Has anyone used BR and what has been your experience with it?

6 REPLIES 6
jaredp
Quartz | Level 8

I'd also be interested if anyone has used BR.  OCR does not work well on my surveys that contain handwritten comments, but this BR approach sounds promising.

JoeHowie
Calcite | Level 5

BeyondRecognition provides a number of document processing technologies for far more than just creating text from images. One of the key functionalities is classifying documents based on visual similarity, NOT based on a textual comparison. BR's visual similarity approach serves to normalize documents regardless of the type of container file, e.g. Word docs, PDF's printed directly from those Word docs, or scanned TIF or image-only PDF copies made from paper printouts of those files, all get classified together despite differences in resolution or orientation.. Well logs, maps, and graphs can be classified based on their appearance. The classification occurs automatically and is scalable to large collections or business processes. BR's visual coding can be used to quickly and accurately extract data elements from the classes for use in subsequent downstream data analytics programs.
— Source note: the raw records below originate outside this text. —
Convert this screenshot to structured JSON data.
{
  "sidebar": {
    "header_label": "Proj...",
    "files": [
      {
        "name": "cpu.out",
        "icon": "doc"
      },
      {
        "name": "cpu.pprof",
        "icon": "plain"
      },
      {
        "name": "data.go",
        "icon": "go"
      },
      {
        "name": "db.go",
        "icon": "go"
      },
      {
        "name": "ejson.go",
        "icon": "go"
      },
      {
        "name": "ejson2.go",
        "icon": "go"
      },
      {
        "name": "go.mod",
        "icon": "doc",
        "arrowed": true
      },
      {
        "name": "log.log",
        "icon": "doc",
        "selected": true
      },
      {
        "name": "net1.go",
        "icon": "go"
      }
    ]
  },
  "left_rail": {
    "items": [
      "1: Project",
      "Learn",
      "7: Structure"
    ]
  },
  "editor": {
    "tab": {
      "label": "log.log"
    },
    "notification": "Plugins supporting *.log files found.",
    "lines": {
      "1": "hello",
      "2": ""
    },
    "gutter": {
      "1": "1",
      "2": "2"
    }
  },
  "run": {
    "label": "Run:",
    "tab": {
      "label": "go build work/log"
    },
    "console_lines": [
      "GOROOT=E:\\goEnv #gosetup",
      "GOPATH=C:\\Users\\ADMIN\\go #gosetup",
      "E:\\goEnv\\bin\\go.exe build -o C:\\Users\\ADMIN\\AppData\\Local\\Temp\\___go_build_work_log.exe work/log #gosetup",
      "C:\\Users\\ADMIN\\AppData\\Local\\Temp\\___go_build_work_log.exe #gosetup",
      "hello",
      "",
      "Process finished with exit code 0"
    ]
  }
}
For more information on BR's text creation, visual classification, visual coding, and logical document boundary determination capabilities, see the BR blog and website at: http://beyondrecognition.net/resources/document-u-blog/

art297
Opal | Level 21

: Since you are part of BR's management team, maybe you can answer a couple of questions for me.

One, can BR be set to automatically identify and delete tables that are contained in a document?

Two, what kind of classification and categorization can it perform?  E.g., given a bunch (say 500,000 to 1 million or so documents), can it automagically group those documents into clusters that differentiate the documents' contents?

TIA,

Art

JoeHowie
Calcite | Level 5

BR has a "negation" process in which it can remove or delete certain content, and, depending on what the tables looked like, negation could be used to remove the tables. BR can also be used to redact specific terms.

To use your terminology, BR can "automagically" cluster millions of documents based on their visual appearance. The visual classification may provide sufficient differentiation, or you may want to use visual coding to base differentiation on different coded values. For example, visual classification would put  contracts of a certain type in a visual classification. To identify contracts with a specific customer or from a specific zip code, visual coding could be used to create fielded data for customer name or customer zip code - such fields can then be used to differentiate within the classification.

BenthamLEE
Calcite | Level 5

OCR, is the mechanical or electronic conversion of scanned or photographed images of typewritten or printed text into machine-encoded/computer-readable text. A reliabel OCR reader can provide users fast and accurate image recognition function, which converts scanned images into searchable text formats, such as PDF, PDF/A, WORD and any other document formats and almost all the image formats can be detected and recognized by OCR control. Actually, an ocr scanner can batch recognize and process large volume images and documents in over 40 languages and characters sets.

JohnJPS
Quartz | Level 8
I know this is an old question... but I believe OCR is improving now, and even open source approaches are coming along and being integrated into R: https://ropensci.org/blog/technotes/2017/08/17/tesseract-16

BR is interesting in that they appear to offer a solution which can generate a catalog of all your documents and then retrieve relevant ones based on search of just about anything in addition to text (Example: search on the Nike "swoosh" logo). I believe they can also make corrections to the entire catalog if, say, a very specific "glyph" was mis-recognized as a B rather than an 8: if you make the correction anywhere, it automatically applies to every document in the catalog. I never actually got my hands on BR, but it was this facet of the overall BR solution that made it sound interesting to me.